Kazakhstan: More arrests in Almaty overnight amid protests against election results

ALMATY, Kazakhstan (TCA) — Reports from Kazakhstan say authorities have been arresting demonstrators in some districts of the country’s largest city, Almaty, after hundreds of people gathered to protest the official results of the June 9 presidential election, RFE/RL’s Kazakh Service reported.

Video posted on social media from Almaty early on June 11 local time showed dozens of people running in the streets and being pursued by a special police unit.

The arrests in the early morning hours came after more than 100 protesters had gathered outside a police building in Almaty late on June 10 to demand the release of a popular folk singer named Rinat Zaitov.

Zaitov was among dozens of demonstrators arrested earlier on June 10 after gathering in the center of Almaty to protest the official results of the election, which international observers said was “tarnished” by “clear violations of fundamental freedoms.”

Zaitov was eventually released and asked the demonstrators to return to their homes shortly before the arrests began.

Citing preliminary results, election authorities said on June 10 that interim President Kasym-Zhomart Tokayev, former President Nursultan Nazarbayev’s handpicked successor, had won more than 70 percent of the vote.

The June 9 election was marred by the arrest of hundreds of anti-government protesters.

Tokayev’s landslide victory was widely expected after he received the blessing of Nazarbayev, who officially stepped down as president in March after ruling Kazakhstan for nearly 30 years.

Nazarbayev continues to hold many important political positions and still wields considerable power within the country and inside his political party, Nur-Otan, whose presidential candidate was Tokayev.

Talking to journalists in Nur-Sultan on June 10, Tokayev said the election-day protests by hundreds of demonstrators in Almaty, Shymkent, and other cities were “illegal” and had been staged by people who were “misled by information from abroad.”

Tokayev expressed “gratitude” to police officers who he said “performed their duties properly during the demonstrations.”

“In future they will operate in the same way,” Tokayev said.

Tokayev also said his inauguration would take place on June 12, provided that the Central Election Commission announces the final official results by then.

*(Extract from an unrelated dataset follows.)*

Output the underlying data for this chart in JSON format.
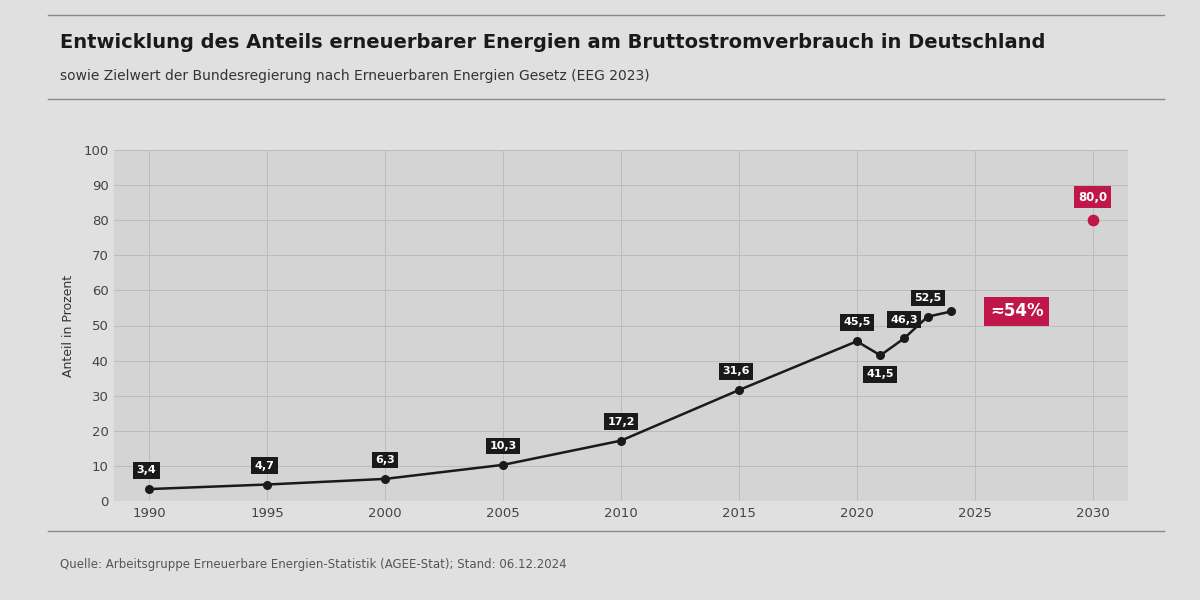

Meanwhile, dozens rallied in Almaty’s Old Square on June 10 for a second day, as police and National Guard officers cordoned off the site and a nearby park.

People driving their vehicles around the square honked their horns in support of the protesters.

An ambulance was called to assist one demonstrator who had cut his wrist after he was detained by officers.

In the capital, Nur-Sultan, dozens of people also gathered at a central square that was cordoned off by police.

Monitors from the Organization for Security and Cooperation in Europe (OSCE) said in a statement that “a lack of regard for fundamental rights, including detentions of peaceful protesters, and widespread voting irregularities on election day, showed scant respect for democratic standards.”

“While there were seven candidates, including for the first time a woman, the election showed that there is a need for genuine democratic consolidation and significant political, social and legal reforms,” said George Tsereteli, special coordinator and leader of the OSCE short-term observer mission.

Hundreds of protesters calling for free and fair elections were detained in Almaty, Nur-Sultan, and the southern city of Shymkent, with Deputy Interior Minister Marat Qozhaev calling the demonstrators “radically-minded elements.”